The government has estimated the fiscal deficit for the financial year 2019-20 to be 3.3 per cent from 3.4 per cent announced in the Interim Budget in February. While the lower fiscal deficit target may come as a surprise given it had to resort to fiscal jugglery to arrive at the target of 3.4 per cent in the Interim Budget, there seems to be a twist in new numbers as well.
Data used in the Interim Budget was based on revised estimates (mid-year review of the numbers), while the full-year Budget is based on advance estimates, which tend to be closer to real figures. This explains the diversion between the two numbers.

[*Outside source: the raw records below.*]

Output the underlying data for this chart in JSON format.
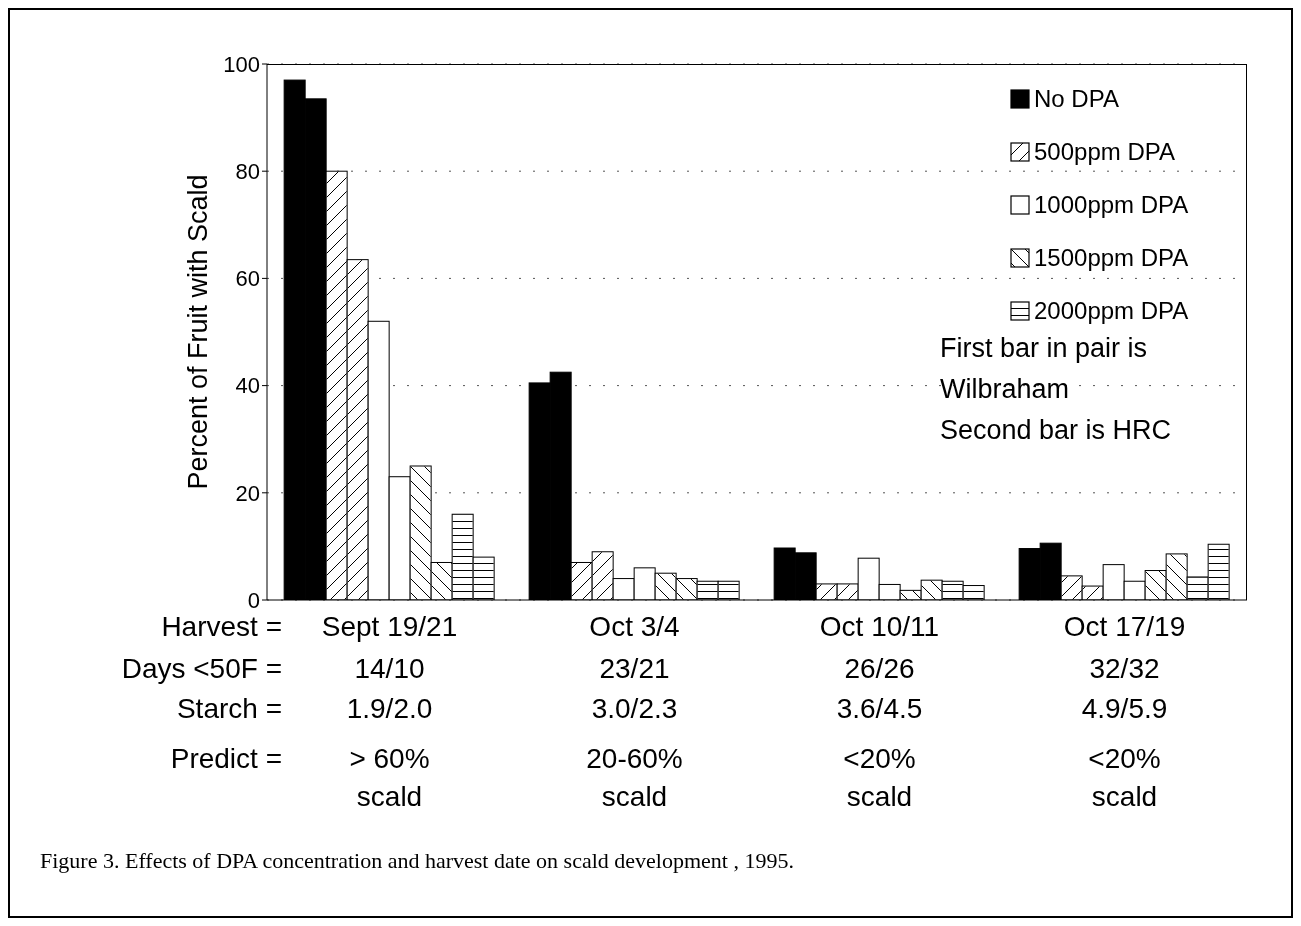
{
  "chart_data": {
    "type": "bar",
    "title": "Figure 3.  Effects of DPA concentration and harvest date on scald development , 1995.",
    "ylabel": "Percent of Fruit with Scald",
    "categories": [
      "Sept 19/21\n14/10\n1.9/2.0\n> 60%\nscald",
      "Oct 3/4\n23/21\n3.0/2.3\n20-60%\nscald",
      "Oct 10/11\n26/26\n3.6/4.5\n<20%\nscald",
      "Oct 17/19\n32/32\n4.9/5.9\n<20%\nscald"
    ],
    "series": [
      {
        "name": "No DPA",
        "color": "#000000",
        "values": [
          97,
          40.5,
          9.7,
          9.6
        ]
      },
      {
        "color": "#000000",
        "values": [
          93.5,
          42.5,
          8.8,
          10.6
        ]
      },
      {
        "name": "500ppm DPA",
        "color": "#ffffff",
        "values": [
          80,
          7,
          3,
          4.5
        ]
      },
      {
        "color": "#ffffff",
        "values": [
          63.5,
          9,
          3,
          2.6
        ]
      },
      {
        "name": "1000ppm DPA",
        "color": "#ffffff",
        "values": [
          52,
          4,
          7.8,
          6.6
        ]
      },
      {
        "color": "#ffffff",
        "values": [
          23,
          6,
          2.9,
          3.5
        ]
      },
      {
        "name": "1500ppm DPA",
        "color": "#ffffff",
        "values": [
          25,
          5,
          1.8,
          5.5
        ]
      },
      {
        "color": "#ffffff",
        "values": [
          7,
          4,
          3.7,
          8.6
        ]
      },
      {
        "name": "2000ppm DPA",
        "color": "#ffffff",
        "values": [
          16,
          3.5,
          3.5,
          4.3
        ]
      },
      {
        "color": "#ffffff",
        "values": [
          8,
          3.5,
          2.7,
          10.4
        ]
      }
    ],
    "annotations": [
      "Harvest =",
      "Days <50F =",
      "Starch =",
      "Predict =",
      "First bar in pair is",
      "Wilbraham",
      "Second bar is HRC"
    ],
    "ylim": [
      0,
      100
    ],
    "yticks": [
      0,
      20,
      40,
      60,
      80,
      100
    ],
    "grid": "y",
    "legend": "top right"
  }
}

A footnote in this year's Budget document mentions that "GDP for BE 2019-2020 has been projected at Rs 211 lakh crore in 2019-20 assuming a 12 per cent growth over the estimated GDP of Rs 188 lakh crore for 2018-2019". Hence, instead of basing figures on advance estimates, the government has collated data according to revised estimates. That said, the GDP growth, in fact, has been overestimated, which has created a faulty reference point, while calculating the fiscal deficit, hence indicating a fall in it.
This fall, therefore, should not be seen as an improvement. Sunil Kumar Sinha, economist, India Ratings explains: "This simply means that the actual fiscal deficit has not come down, it is just the base, it is fluctuating and hence the figure stands at 3.3 per cent." He also highlights the discrepancy within budget documents in relation to the nominal growth rate of gross domestic product (GDP) with some claiming that it is 12 per cent and others saying it is 11 per cent.

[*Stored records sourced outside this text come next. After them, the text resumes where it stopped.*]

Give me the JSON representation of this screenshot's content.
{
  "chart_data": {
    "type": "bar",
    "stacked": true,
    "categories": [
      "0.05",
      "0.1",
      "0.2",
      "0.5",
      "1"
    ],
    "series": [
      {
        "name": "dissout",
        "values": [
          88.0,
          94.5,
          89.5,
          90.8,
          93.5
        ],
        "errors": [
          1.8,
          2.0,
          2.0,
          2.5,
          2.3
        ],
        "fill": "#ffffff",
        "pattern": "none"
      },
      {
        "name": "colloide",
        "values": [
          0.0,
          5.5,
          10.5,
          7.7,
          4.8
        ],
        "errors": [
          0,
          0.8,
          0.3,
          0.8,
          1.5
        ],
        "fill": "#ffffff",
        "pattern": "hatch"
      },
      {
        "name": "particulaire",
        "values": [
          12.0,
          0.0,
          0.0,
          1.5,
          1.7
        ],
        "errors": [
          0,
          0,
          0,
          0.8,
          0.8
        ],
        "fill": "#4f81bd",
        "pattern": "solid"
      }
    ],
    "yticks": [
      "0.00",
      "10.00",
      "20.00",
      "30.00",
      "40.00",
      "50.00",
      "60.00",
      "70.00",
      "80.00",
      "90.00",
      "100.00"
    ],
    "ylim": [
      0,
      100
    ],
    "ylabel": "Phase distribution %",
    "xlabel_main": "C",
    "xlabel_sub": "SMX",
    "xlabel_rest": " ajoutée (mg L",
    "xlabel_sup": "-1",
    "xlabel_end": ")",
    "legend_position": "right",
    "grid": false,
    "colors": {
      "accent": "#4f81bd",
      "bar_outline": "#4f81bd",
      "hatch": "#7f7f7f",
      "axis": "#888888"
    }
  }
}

The full-year budget shows a lower fiscal deficit number (than the interim one) despite the fact that estimates of revenue receipts for the current year have been revised downward at Rs 19.63 lakh crore against Rs 19.78 lakh crore estimated in the Interim Budget. What is more intriguing is that while revenue receipts have been revised downward, the expenditure budget in the July Budget is Rs 2,000 crore higher than that in Interim Budget.
To meet the revenue goal, the disinvestment target has been increased to Rs 1.05 lakh crore from Rs 90,000 crore estimated in the Interim Budget. The growth in direct taxes that has been higher than estimates could also provide a cushion. However, GST revenues have not been meeting targets. It fell below Rs 1 lakh crore for the month of June, 2019.
Although the government will generate higher revenues from the surcharge on individuals with taxable income, it will also lose revenues due to changes in the corporate tax structure.
Notably, there was a shortfall of Rs 1.6 lakh crore in revenue receipts in FY 2018-19, yet the government had managed to meet the fiscal deficit target.
"The government was able to do so because they collected more revenues from disinvestment, compressing the expenditure during the year. In a few cases, they rolled over the expenditure from FY19 to FY20.
For instance, they did not pay the total amount on fertiliser subsidy that was budgeted; a part of it has been held over to 2021," says Sinha.
"If the tax collection shortfall happens and the government wishes to maintain the fiscal deficit, it will have to do something similar again to bring the expenditure in line with the revenue collection unless it receives money from the Reserve Bank of India or dividends from public sector banks," he adds.
If indeed the government wishes to stand by its poll promises, compressing expenditure any further will not be feasible. How the government prevents a revenue slippage in FY20 will be keenly watched.